Da Matera forte l’appello affinché non vada perduto questo dipinto di Levi, realizzato durante il confino ad Aliano. Ecco la richiesta

Per Pasquale Doria del gruppo politico “Matera Civica”:

“Da condividere e sostenere l’appello rivolto ai lucani da Ulderico Pesce sul destino di un dipinto che ci riguarda.

Le sue pennellate sono corpo, sguardo di un popolo diviso tra chi è partito e chi è rimasto.

Sono lingua viva e anima in grado di generare un nuovo senso dei luoghi.

Sono documento di una narrazione che vuole e può diventare patrimonio pubblico.

L’immagine pittorica restituita nell’intensa recitazione andata in scena nel chiostro di San Domenico, sede della Prefettura di Matera, è stata protagonista della rappresentazione teatrale intitolata ‘Luce del Sud’.

Si tratta di un olio su tela di grandi dimensioni che parla attraverso gli occhi di ‘Antonio, Peppino e il cane Barone’, titolo del ritratto realizzato il primo novembre del 1935 da Carlo Levi durante il periodo di confino ad Aliano.

Una testimonianza significativa che, dopo varie traversie, è giunta nella città dei Sassi, dove è attualmente a disposizione del mercato.

Prima che il dipinto prenda il largo, Matera Civica accoglie l’invito di Ulderico Pesce.

Il regista e attore lucano, a conclusione dello spettacolo, ha esplicitamente proposto l’acquisizione da parte di un ente pubblico dell’importante testimonianza presente anche nelle pagine di ‘Cristo si è fermato a Eboli’, scritto autobiografico di Carlo Levi su un’Italia sconosciuta, ridotta a luogo di confino della nazione.

E’ matura l’opportunità di coniugare parole e segni come adempimento di un compito culturale e politico.

Motivo dinamico per generare nuova storia anche attraverso le vie dell’arte.

Occasione per farsi testimonianza e ritrovata coscienza civile di una comunità, soprattutto come quella lucana, ancora una volta messa alla prova dalla pressione di impegnative vicissitudini sociali e umane, a partire dal drammatico spopolamento dei suoi territori.

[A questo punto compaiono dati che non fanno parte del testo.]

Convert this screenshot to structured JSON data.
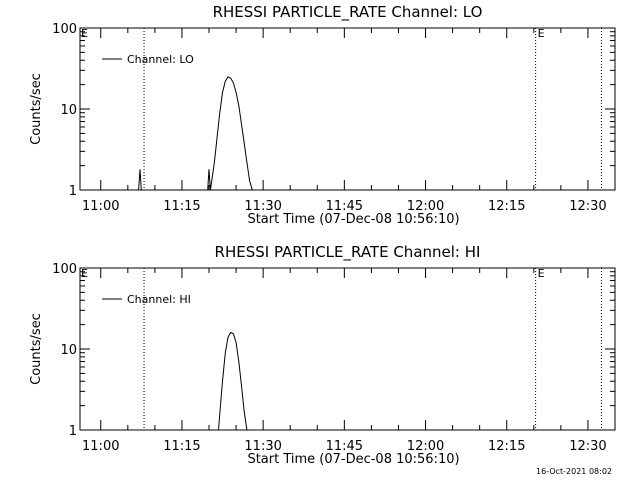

Inequivocabile la risposta all’appello da parte del numeroso e qualificato pubblico presente in Prefettura, segno di un esplicito anelito, di una tensione che guarda avanti e oltre ogni tentazione nostalgica: che si facciano più salde e durature le radici democratiche e di garanzia di pace e collaborazione tra i popoli, non cancellando, ma mantenendo vive le loro millenarie vicende.

Nelle parole registrate da Uldercio Pesce, attraverso la restituzione teatrale della voce di Antonio e Peppino, torna l’oscillazione di chi parte e di chi resta, antichissimi poli dell’umanità corrispondenti al diritto di chi emigra come a quello di chi rimane.

Evidenti le dignitose intenzioni di chi intende rimanere.

Vorremmo farlo con la volontà di dare un nuovo senso ai luoghi delle origini e di noi stessi, anche attraverso la consegna a futura memoria di un significativo tassello di una storia che ci appartiene.

Per il ruolo territoriale che le compete, in tal senso, significativo risulterebbe un preciso impegno da parte dell’Amministrazione provinciale: si faccia interprete di questa condivisibile istanza”.